The Step function asks a simple question. Is Value_2 equal to or higher than Value_1? If it is, then the output is white (1). If it is not, then the output is black (0).

The step function is one of many that can be used to create a black and white mask from a picture. The fact that it will only ever produce zero or one gives it a great advantage over many of the others functions used.

Fig 1: Step used to mask bright areas

Figure 1 shows how the step function can be used to create a mask that picks out the bright elements of another node. Plug the node you want to mask into Value_2. Set Value_2 to 1. Value_1 controls how bright the input node has to be before it shows up as white. The higher you set Value_1, the brighter something will need to be in the input node for it to appear as white (1). Here we have used 0.5 for Value_1. As a result, any part of the Clouds node that is more than 50% gray shows up as white (1).

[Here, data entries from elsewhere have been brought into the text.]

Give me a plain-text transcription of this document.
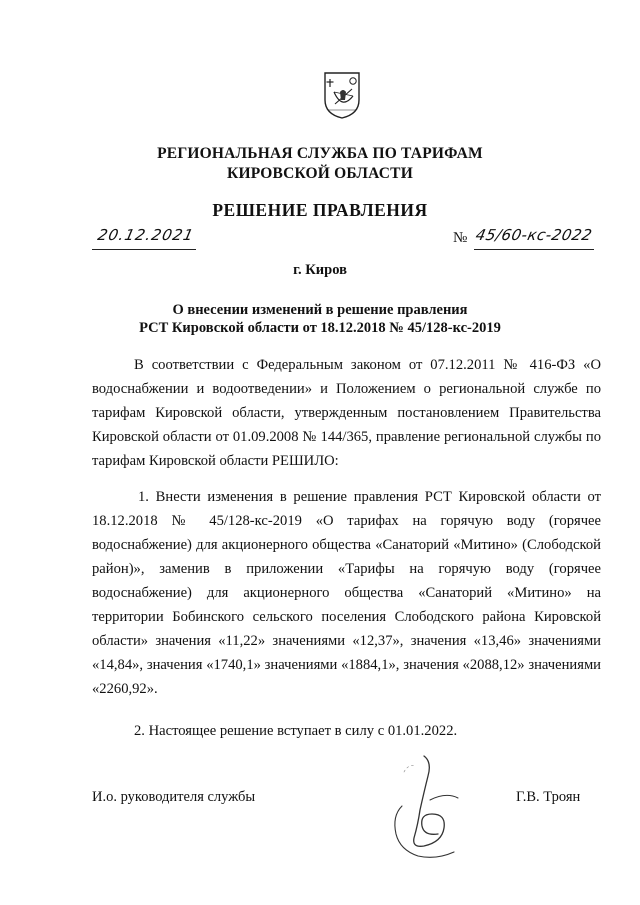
РЕГИОНАЛЬНАЯ СЛУЖБА ПО ТАРИФАМ
КИРОВСКОЙ ОБЛАСТИ
РЕШЕНИЕ ПРАВЛЕНИЯ
20.12.2021	№ 45/60-кс-2022
г. Киров
О внесении изменений в решение правления
РСТ Кировской области от 18.12.2018 № 45/128-кс-2019

В соответствии с Федеральным законом от 07.12.2011 № 416-ФЗ «О водоснабжении и водоотведении» и Положением о региональной службе по тарифам Кировской области, утвержденным постановлением Правительства Кировской области от 01.09.2008 № 144/365, правление региональной службы по тарифам Кировской области РЕШИЛО:

1. Внести изменения в решение правления РСТ Кировской области от 18.12.2018 № 45/128-кс-2019 «О тарифах на горячую воду (горячее водоснабжение) для акционерного общества «Санаторий «Митино» (Слободской район)», заменив в приложении «Тарифы на горячую воду (горячее водоснабжение) для акционерного общества «Санаторий «Митино» на территории Бобинского сельского поселения Слободского района Кировской области» значения «11,22» значениями «12,37», значения «13,46» значениями «14,84», значения «1740,1» значениями «1884,1», значения «2088,12» значениями «2260,92».

2. Настоящее решение вступает в силу с 01.01.2022.

И.о. руководителя службы	Г.В. Троян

Fig 2: Step used to mask dark areas

If you want to pick out the dark areas of your node, then swap Value_1 and Value_2. Plug the input node into Value_1, and adjust Value_2 to control how dark something has to be before it will show up as white (1) in the result. This time Value_2 controls how dark something has to be to show up as white in the mask. The lower we set Value_2, the darker something will need to be to appear in the final mask. The higher we set it, the brighter something can be and still appear in the result.

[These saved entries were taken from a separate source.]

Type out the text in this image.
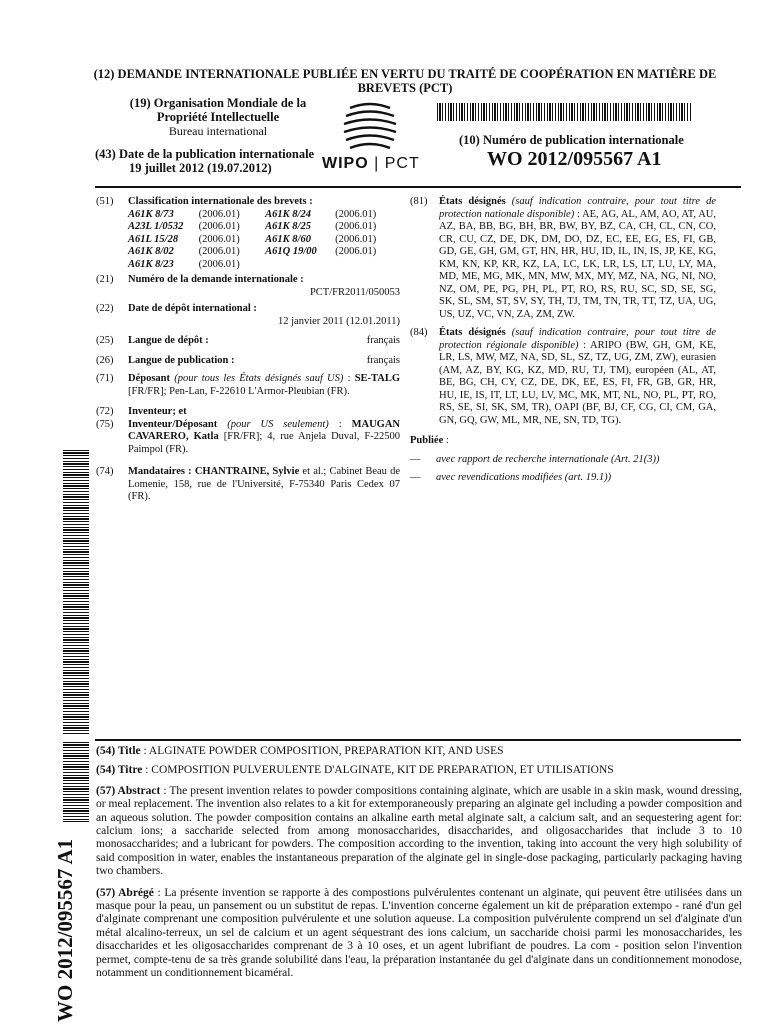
(12) DEMANDE INTERNATIONALE PUBLIÉE EN VERTU DU TRAITÉ DE COOPÉRATION EN MATIÈRE DE
BREVETS (PCT)
(19) Organisation Mondiale de la
Propriété Intellectuelle
Bureau international
WIPO | PCT
(10) Numéro de publication internationale
WO 2012/095567 A1
(43) Date de la publication internationale
19 juillet 2012 (19.07.2012)
(51)	Classification internationale des brevets :
A61K 8/73	(2006.01)	A61K 8/24	(2006.01)
A23L 1/0532	(2006.01)	A61K 8/25	(2006.01)
A61L 15/28	(2006.01)	A61K 8/60	(2006.01)
A61K 8/02	(2006.01)	A61Q 19/00	(2006.01)
A61K 8/23	(2006.01)		
(21)	Numéro de la demande internationale :
PCT/FR2011/050053
(22)	Date de dépôt international :
12 janvier 2011 (12.01.2011)
(25)	Langue de dépôt :	français
(26)	Langue de publication :	français
(71)	Déposant (pour tous les États désignés sauf US) : SE-TALG [FR/FR]; Pen-Lan, F-22610 L'Armor-Pleubian (FR).
(72)	Inventeur; et
(75)	Inventeur/Déposant (pour US seulement) : MAUGAN CAVARERO, Katla [FR/FR]; 4, rue Anjela Duval, F-22500 Paimpol (FR).
(74)	Mandataires : CHANTRAINE, Sylvie et al.; Cabinet Beau de Lomenie, 158, rue de l'Université, F-75340 Paris Cedex 07 (FR).
(81)	États désignés (sauf indication contraire, pour tout titre de protection nationale disponible) : AE, AG, AL, AM, AO, AT, AU, AZ, BA, BB, BG, BH, BR, BW, BY, BZ, CA, CH, CL, CN, CO, CR, CU, CZ, DE, DK, DM, DO, DZ, EC, EE, EG, ES, FI, GB, GD, GE, GH, GM, GT, HN, HR, HU, ID, IL, IN, IS, JP, KE, KG, KM, KN, KP, KR, KZ, LA, LC, LK, LR, LS, LT, LU, LY, MA, MD, ME, MG, MK, MN, MW, MX, MY, MZ, NA, NG, NI, NO, NZ, OM, PE, PG, PH, PL, PT, RO, RS, RU, SC, SD, SE, SG, SK, SL, SM, ST, SV, SY, TH, TJ, TM, TN, TR, TT, TZ, UA, UG, US, UZ, VC, VN, ZA, ZM, ZW.
(84)	États désignés (sauf indication contraire, pour tout titre de protection régionale disponible) : ARIPO (BW, GH, GM, KE, LR, LS, MW, MZ, NA, SD, SL, SZ, TZ, UG, ZM, ZW), eurasien (AM, AZ, BY, KG, KZ, MD, RU, TJ, TM), européen (AL, AT, BE, BG, CH, CY, CZ, DE, DK, EE, ES, FI, FR, GB, GR, HR, HU, IE, IS, IT, LT, LU, LV, MC, MK, MT, NL, NO, PL, PT, RO, RS, SE, SI, SK, SM, TR), OAPI (BF, BJ, CF, CG, CI, CM, GA, GN, GQ, GW, ML, MR, NE, SN, TD, TG).
Publiée :
— avec rapport de recherche internationale (Art. 21(3))
— avec revendications modifiées (art. 19.1))
WO 2012/095567 A1
(54) Title : ALGINATE POWDER COMPOSITION, PREPARATION KIT, AND USES
(54) Titre : COMPOSITION PULVERULENTE D'ALGINATE, KIT DE PREPARATION, ET UTILISATIONS
(57) Abstract : The present invention relates to powder compositions containing alginate, which are usable in a skin mask, wound dressing, or meal replacement. The invention also relates to a kit for extemporaneously preparing an alginate gel including a powder composition and an aqueous solution. The powder composition contains an alkaline earth metal alginate salt, a calcium salt, and an sequestering agent for: calcium ions; a saccharide selected from among monosaccharides, disaccharides, and oligosaccharides that include 3 to 10 monosaccharides; and a lubricant for powders. The composition according to the invention, taking into account the very high solubility of said composition in water, enables the instantaneous preparation of the alginate gel in single-dose packaging, particularly packaging having two chambers.
(57) Abrégé : La présente invention se rapporte à des compostions pulvérulentes contenant un alginate, qui peuvent être utilisées dans un masque pour la peau, un pansement ou un substitut de repas. L'invention concerne également un kit de préparation extempo - rané d'un gel d'alginate comprenant une composition pulvérulente et une solution aqueuse. La composition pulvérulente comprend un sel d'alginate d'un métal alcalino-terreux, un sel de calcium et un agent séquestrant des ions calcium, un saccharide choisi parmi les monosaccharides, les disaccharides et les oligosaccharides comprenant de 3 à 10 oses, et un agent lubrifiant de poudres. La com - position selon l'invention permet, compte-tenu de sa très grande solubilité dans l'eau, la préparation instantanée du gel d'alginate dans un conditionnement monodose, notamment un conditionnement bicaméral.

Remember, white will be produced when Value_2 is larger than Value_1, so the higher we set Value_2, the more of the final result will be white. With low values of Value_2 only very dark parts of the input node will produce white (or 1).

Fig 3: Step used with two inputs

Step can also be used to compare two different nodes. Here we are comparing a U node and a clouds node. Our U node increases in value from 0 at the left to 1 at the right. On the left, the cloud node is always brighter than the U node, and so white is produced. On the left, the U node is always brighter, and so black is produced. In the middle we get an rather interesting effect as the value of U gradually increases.

Fig 4: Step used with one colour node

Finally, we can plug a coloured node into the step function. Poser will take the three colour channels and average them out to produce a numerical value.

So, why are the three stripes different lengths? Our U node is producing a number that rises from 0 to 1 as we move left to right across the node. The longest white stripes are produced by the blue. This is a primary colour (Red=0, Green=0, Blue=1). Poser averages this out as 0.33. The U node reaches that value one third of the way across, and so the Step function produces black for the left hand third, where U is less that 0.33, and white for the right hand two thirds, where U is greater than 0.66.

Next comes the cyan. This is made up of two primary colours (Red=0, Green=1, Blue=1). This averages out as 0.66. The U node reaches this value two thirds of the way across, so the cyan band is black for the first two thirds, and white for the last third.

Finally, the pale yellow contains elements from all three primary colours (Red=1, Green=1, Blue=0.5). This averages out at 0.83. Thus the yellow bands are higher in value that the U node almost all of the way to the right edge of the node.